Strong authentication. Good practices to be implemented
Since June 2021, any online purchase of more than 30 euros must pass strong authentication with two-step factors. This is an essential step to combine security and fluidity of the purchase process.
By Christine Calais
Context. In France, e-commerce and M-commerce continue to show very strong growth. In 2020, Internet sales reached €112.2 billion, up by 8.5% in one year, according to the French E-commerce and Distance Selling Federation (Fevad). The 41.6 million French cyber-buyers made 1.84 billion transactions, up by 5.8% compared to 2019. Yet, according to the Mercatel association, the fraud rate on remote purchases (0.16% in 2020) was 20 times higher than in physical commerce. In order to limit the risk of fraud during online purchases the European Parliament voted in 2015 to pass a European directive on payment services (PSD2), which notably frames the ways of making online payments to merchants within the European Union. This directive has been enforced since May 15, 2021 (with a transition period of 4 weeks), including strong authentication to verify the identity of the user.
E-merchants are well prepared for this. 96% of transactions in value between June 7th and 13th, 2021 and subject to the PSD2 directive were subject to strong authentication.
Two-factor authentication
This strong authentication requires verification for access to online payment transactions with at least two of the following three factors:
– an element that only the user knows (password, code…)
– an element that only the user has (cell phone, smart card…)
– a biometric element (fingerprint, voice recognition, facial recognition…). In practice, strong authentication is achieved through the cell phone in two ways: either via the user’s payment application and their banking application, to which they connect via a password or a biometric factor. Or via the sending of a single-use code, which is less flexible.
Impact on the conversion rate. On the retailers’ side, the major fear is that of shopping cart abandonment, which mechanically reduces the conversion rate. One of the causes, although far from being the only one, is a payment process perceived as more complicated by a potential customer. Another is the absence of the means of payment or exogenous factors, such as cell phone battery failure. According to a study conducted in 2019, 58% of customers had abandoned a shopping cart during the checkout phase. 17% blamed an overly complicated checkout process. 18% abandoned a purchase because their preferred payment method was not offered.
Exemptions
However, the directive does provide for several exemptions, thus offering consumers a frictionless path.
– Low-value, low-risk transactions. The level of risk is evaluated according to the average fraud rate of the payment service provider (PSP) and the issuing bank: 0.13% to exempt transactions under €100, 0.06% to exempt transactions under €250, 0.01% to exempt transactions under €500.
– subscriptions or recurring transactions of fixed amount, from the 2nd occurrence.

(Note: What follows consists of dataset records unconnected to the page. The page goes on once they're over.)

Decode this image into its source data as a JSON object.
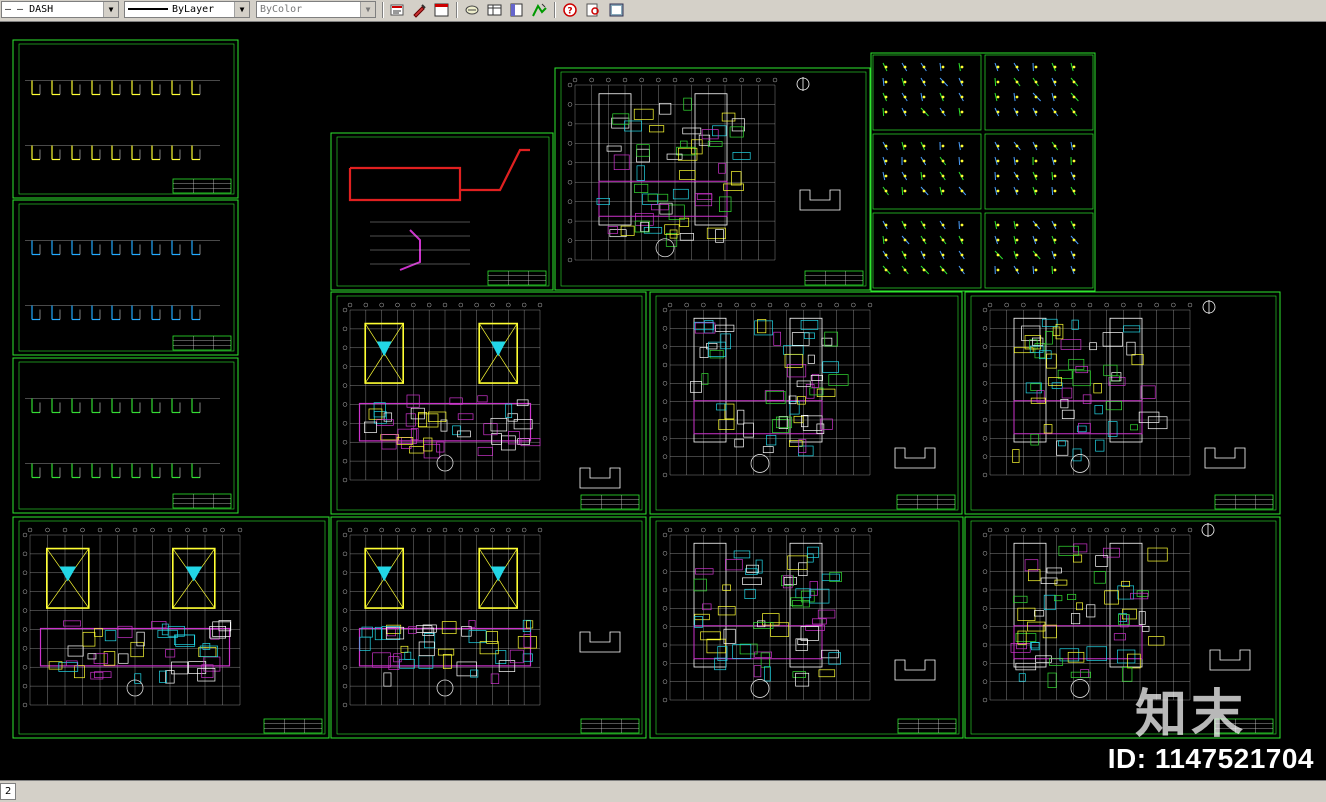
{
  "toolbar": {
    "linetype": {
      "value": "DASH",
      "preview": "— —"
    },
    "lineweight": {
      "value": "ByLayer"
    },
    "color": {
      "value": "ByColor"
    }
  },
  "layout_tab": {
    "label": "2"
  },
  "watermark": {
    "id_text": "ID: 1147521704",
    "logo_text": "知末"
  },
  "colors": {
    "sheet_border": "#2ee62e",
    "floorplan_yellow": "#ffff33",
    "floorplan_cyan": "#22d6e6",
    "floorplan_magenta": "#cc33cc",
    "pipe_red": "#e02020",
    "background": "#000000",
    "ui_gray": "#d4d0c8"
  },
  "toolbar_icons": [
    "properties-icon",
    "match-properties-icon",
    "layer-icon",
    "layout-icon",
    "view-icon",
    "table-icon",
    "tool-palette-icon",
    "help-icon",
    "search-help-icon",
    "settings-icon"
  ]
}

– white list: merchants declared as trusted recipients by the consumer to their bank.
– Telephone transactions, not considered as electronic payment, subject to acceptance by the bank issuing the payment.

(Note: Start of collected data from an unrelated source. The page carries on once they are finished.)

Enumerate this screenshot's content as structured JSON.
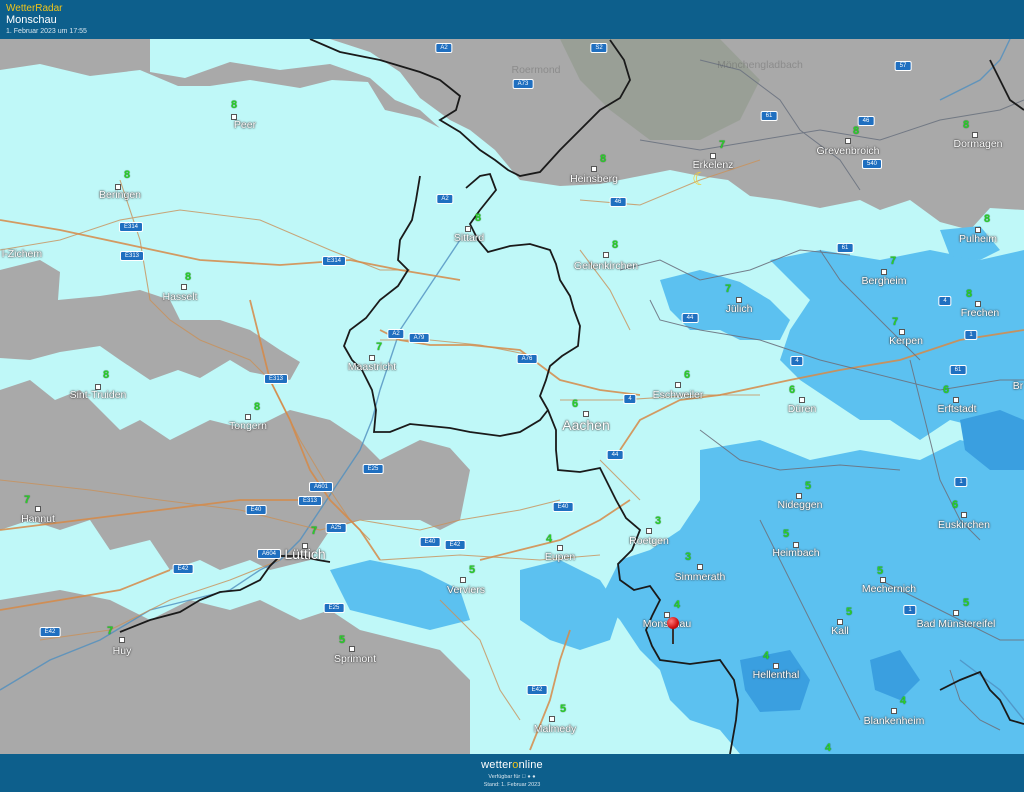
{
  "header": {
    "brand": "WetterRadar",
    "location": "Monschau",
    "timestamp": "1. Februar 2023 um 17:55"
  },
  "footer": {
    "logo_pre": "wetter",
    "logo_o": "o",
    "logo_post": "nline",
    "availability": "Verfügbar für  ● ●",
    "stand": "Stand: 1. Februar 2023"
  },
  "cities": [
    {
      "id": "peer",
      "name": "Peer",
      "temp": "8"
    },
    {
      "id": "beringen",
      "name": "Beringen",
      "temp": "8"
    },
    {
      "id": "hasselt",
      "name": "Hasselt",
      "temp": "8"
    },
    {
      "id": "zichem",
      "name": "l-Zichem",
      "temp": ""
    },
    {
      "id": "sint-truiden",
      "name": "Sint-Truiden",
      "temp": "8"
    },
    {
      "id": "tongern",
      "name": "Tongern",
      "temp": "8"
    },
    {
      "id": "maastricht",
      "name": "Maastricht",
      "temp": "7"
    },
    {
      "id": "hannut",
      "name": "Hannut",
      "temp": "7"
    },
    {
      "id": "luettich",
      "name": "Lüttich",
      "temp": "7"
    },
    {
      "id": "huy",
      "name": "Huy",
      "temp": "7"
    },
    {
      "id": "sprimont",
      "name": "Sprimont",
      "temp": "5"
    },
    {
      "id": "verviers",
      "name": "Verviers",
      "temp": "5"
    },
    {
      "id": "eupen",
      "name": "Eupen",
      "temp": "4"
    },
    {
      "id": "malmedy",
      "name": "Malmedy",
      "temp": "5"
    },
    {
      "id": "sittard",
      "name": "Sittard",
      "temp": "8"
    },
    {
      "id": "heinsberg",
      "name": "Heinsberg",
      "temp": "8"
    },
    {
      "id": "erkelenz",
      "name": "Erkelenz",
      "temp": "7"
    },
    {
      "id": "geilenkirchen",
      "name": "Geilenkirchen",
      "temp": "8"
    },
    {
      "id": "aachen",
      "name": "Aachen",
      "temp": "6"
    },
    {
      "id": "eschweiler",
      "name": "Eschweiler",
      "temp": "6"
    },
    {
      "id": "juelich",
      "name": "Jülich",
      "temp": "7"
    },
    {
      "id": "dueren",
      "name": "Düren",
      "temp": "6"
    },
    {
      "id": "roetgen",
      "name": "Roetgen",
      "temp": "3"
    },
    {
      "id": "simmerath",
      "name": "Simmerath",
      "temp": "3"
    },
    {
      "id": "monschau",
      "name": "Monschau",
      "temp": "4"
    },
    {
      "id": "nideggen",
      "name": "Nideggen",
      "temp": "5"
    },
    {
      "id": "heimbach",
      "name": "Heimbach",
      "temp": "5"
    },
    {
      "id": "hellenthal",
      "name": "Hellenthal",
      "temp": "4"
    },
    {
      "id": "kall",
      "name": "Kall",
      "temp": "5"
    },
    {
      "id": "mechernich",
      "name": "Mechernich",
      "temp": "5"
    },
    {
      "id": "blankenheim",
      "name": "Blankenheim",
      "temp": "4"
    },
    {
      "id": "grevenbroich",
      "name": "Grevenbroich",
      "temp": "8"
    },
    {
      "id": "dormagen",
      "name": "Dormagen",
      "temp": "8"
    },
    {
      "id": "pulheim",
      "name": "Pulheim",
      "temp": "8"
    },
    {
      "id": "bergheim",
      "name": "Bergheim",
      "temp": "7"
    },
    {
      "id": "frechen",
      "name": "Frechen",
      "temp": "8"
    },
    {
      "id": "kerpen",
      "name": "Kerpen",
      "temp": "7"
    },
    {
      "id": "erftstadt",
      "name": "Erftstadt",
      "temp": "6"
    },
    {
      "id": "euskirchen",
      "name": "Euskirchen",
      "temp": "6"
    },
    {
      "id": "bad-muenstereifel",
      "name": "Bad Münstereifel",
      "temp": "5"
    },
    {
      "id": "br",
      "name": "Br",
      "temp": ""
    },
    {
      "id": "moenchengladbach",
      "name": "Mönchengladbach",
      "temp": ""
    },
    {
      "id": "roermond",
      "name": "Roermond",
      "temp": ""
    }
  ],
  "extra_temps": [
    "4"
  ],
  "roads": [
    "A2",
    "S2",
    "57",
    "A73",
    "61",
    "46",
    "540",
    "46",
    "A2",
    "E314",
    "E313",
    "E314",
    "61",
    "4",
    "1",
    "44",
    "4",
    "A2",
    "A79",
    "A76",
    "E313",
    "61",
    "4",
    "44",
    "1",
    "E25",
    "A601",
    "E313",
    "E40",
    "A25",
    "A604",
    "E42",
    "E40",
    "E42",
    "E40",
    "1",
    "E25",
    "E42",
    "E42"
  ]
}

– Merchant-initiated transactions, after customer approval and initial authentication (e.g., variable amount subscriptions).
– Inter-regional transactions: if the issuer of a payment or the acquirer of the card are not based in Europe.
– Anonymous transactions made with prepaid or corporate cards.
Combine security and fluidity. It is essential to choose a Payment Service Provider (PSP) that has fine-grained exemption engines, in order to keep the level of fraud acceptable while making the purchase process smooth. It is key to combine with a good fraud management engine. All payment players are now working on this.
Points to watch out for. Finally, online payment players must keep certain elements in mind. Banks must respect the principle of fairness, i.e., avoid making the purchase process complex for people suffering from digital illiteracy, or those who do not have a smartphone. They must be able to manage special cases, which represent as many different authentication processes. The e-merchant must also be transparent and educational, explaining to the consumer why he or she is exempt. The idea is that a customer should not be surprised that they did not have to perform a double authentication. Last but not least, mobile shopping paths must be made more fluid, especially by banks, so that consumers can easily switch back to a shopping cart when authenticating via their banking application.